The findings of this study do not explain whether trivialization of epistaxis influences patients’ emotional responses following diagnosis. Further studies should investigate whether participants who considered epistaxis a characteristic of their family and personal identity were more likely to experience emotional shock following diagnosis. Moreover, given that the aim of the present study was to understand the experience of a diagnosis of HHT, the age of patients’ children was not considered as part of the inclusion criteria. Therefore, the observed avoidance of diagnosis in parents with children less than 3 years old may be specific for parents with young children. Further studies should investigate if parents delay the diagnosis of their children regardless of their age, or if it is specific for parents with young children.
Conclusion
The personal experiences of patients with HHT and their perceptions of their families’ experience significantly influence their view of symptoms and result in a delay of diagnosis. Although genetic testing allows patients to undergo medical surveillance, it also results in uncertainty about their medical health and their children's health, which generates anxiety. Therefore, genetic testing for HHT is a medical procedure that should be undertaken with caution and should take into account each individual's journey and personal meaning of their HHT symptoms as well as their long term psychological adjustment to the diagnosis. It is important that genetics professionals inform the public about the disease to avoid trivialization of epistaxis, which could delay early detection of HHT. Moreover, given the psychological impact of diagnosis on patients and the difficulty they encounter with the diagnosis of their children, the results of this study demonstrate the importance of psychological counselling for patients following diagnosis.
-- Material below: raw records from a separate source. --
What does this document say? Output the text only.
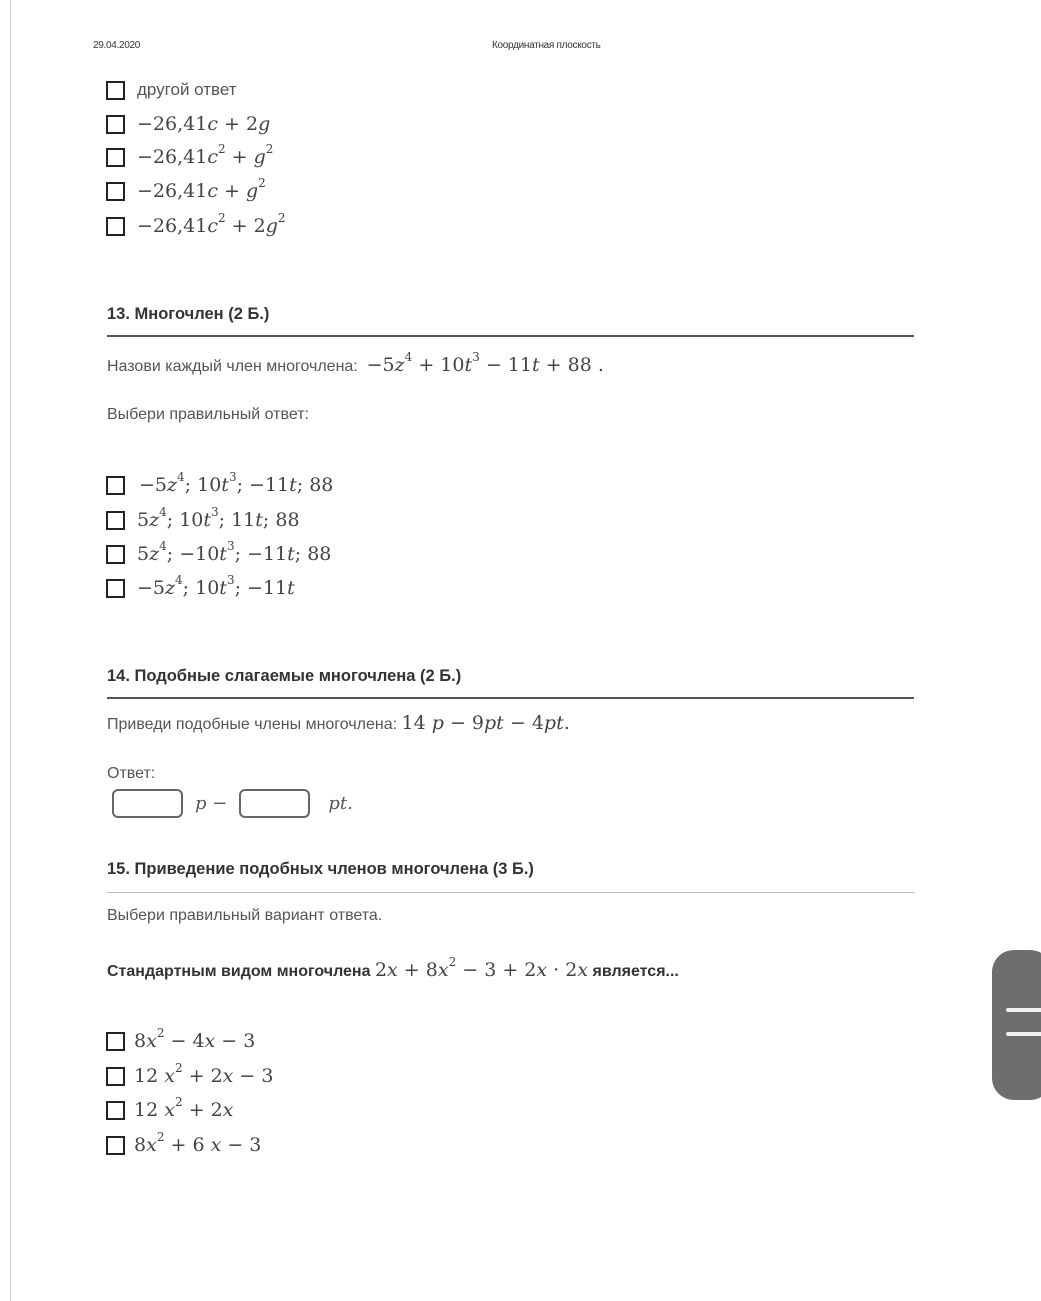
29.04.2020	Координатная плоскость
другой ответ
−26,41c + 2g
$-26,41c^2 + g^2$
$-26,41c + g^2$
$-26,41c^2 + 2g^2$
13. Многочлен (2 Б.)
Назови каждый член многочлена: $-5z^4 + 10t^3 - 11t + 88$ .
Выбери правильный ответ:
$-5z^4$; $10t^3$; −11t; 88
$5z^4$; $10t^3$; 11t; 88
$5z^4$; $-10t^3$; −11t; 88
$-5z^4$; $10t^3$; −11t
14. Подобные слагаемые многочлена (2 Б.)
Приведи подобные члены многочлена: 14 p − 9pt − 4pt.
Ответ:
p −	pt.
15. Приведение подобных членов многочлена (3 Б.)
Выбери правильный вариант ответа.
Стандартным видом многочлена $2x + 8x^2 - 3 + 2x \cdot 2x$ является...
$8x^2 - 4x - 3$
12 $x^2 + 2x - 3$
12 $x^2 + 2x$
$8x^2 + 6$ x − 3
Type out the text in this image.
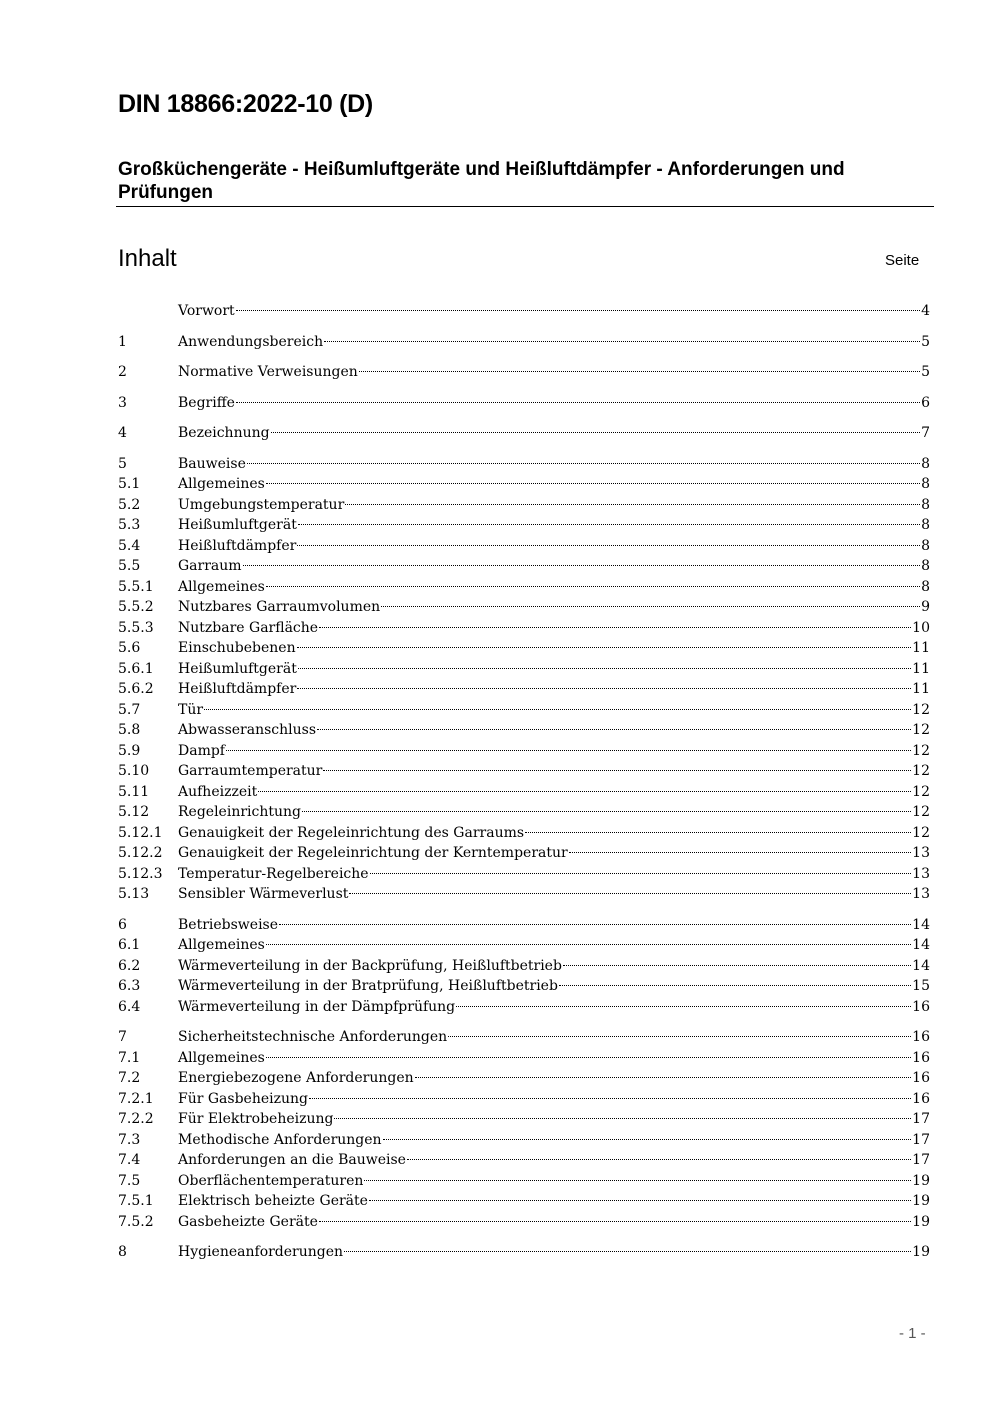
DIN 18866:2022-10 (D)
Großküchengeräte - Heißumluftgeräte und Heißluftdämpfer - Anforderungen und Prüfungen
Inhalt	Seite
Vorwort	4
1	Anwendungsbereich	5
2	Normative Verweisungen	5
3	Begriffe	6
4	Bezeichnung	7
5	Bauweise	8
5.1	Allgemeines	8
5.2	Umgebungstemperatur	8
5.3	Heißumluftgerät	8
5.4	Heißluftdämpfer	8
5.5	Garraum	8
5.5.1	Allgemeines	8
5.5.2	Nutzbares Garraumvolumen	9
5.5.3	Nutzbare Garfläche	10
5.6	Einschubebenen	11
5.6.1	Heißumluftgerät	11
5.6.2	Heißluftdämpfer	11
5.7	Tür	12
5.8	Abwasseranschluss	12
5.9	Dampf	12
5.10	Garraumtemperatur	12
5.11	Aufheizzeit	12
5.12	Regeleinrichtung	12
5.12.1	Genauigkeit der Regeleinrichtung des Garraums	12
5.12.2	Genauigkeit der Regeleinrichtung der Kerntemperatur	13
5.12.3	Temperatur-Regelbereiche	13
5.13	Sensibler Wärmeverlust	13
6	Betriebsweise	14
6.1	Allgemeines	14
6.2	Wärmeverteilung in der Backprüfung, Heißluftbetrieb	14
6.3	Wärmeverteilung in der Bratprüfung, Heißluftbetrieb	15
6.4	Wärmeverteilung in der Dämpfprüfung	16
7	Sicherheitstechnische Anforderungen	16
7.1	Allgemeines	16
7.2	Energiebezogene Anforderungen	16
7.2.1	Für Gasbeheizung	16
7.2.2	Für Elektrobeheizung	17
7.3	Methodische Anforderungen	17
7.4	Anforderungen an die Bauweise	17
7.5	Oberflächentemperaturen	19
7.5.1	Elektrisch beheizte Geräte	19
7.5.2	Gasbeheizte Geräte	19
8	Hygieneanforderungen	19
- 1 -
Patients should be counseled on their acceptance of the diagnosis and coping approaches, which could alleviate their anxiety concerning their health status and the status of their children in order to decrease the delay in diagnosis.
Compliance with Ethical Standards
Funding
This study was funded by the “French Foundation for Rare Diseases/Fondation Maladies Rares”, the “National Solidarity Fund for Autonomy/Caisse Nationale de Solidarité pour l'autonomie”(CNSA), and the “Directorate general for Health/Direction Générale de la Santé”.
Conflict of Interest
Laura Geerts, Carole Fantini-Hauwel, Elodie Brugallé, Odile Boute, Frédéric Frénois, Lydie Defrance, Sylvie Manouvrier-Hanu, Florence Petit, and Pascal Antoine declare that they have no conflict of interest.
Human Studies and Informed Consent
All procedures followed were in accordance with the ethical standards of the responsible committee on human experimentation (institutional and national) and with the Helsinki Declaration of 1975, as revised in 2000 (5). Informed consent was obtained from all patients for being included in the study.
Animal Studies
No animal studies were carried out by the authors for this article.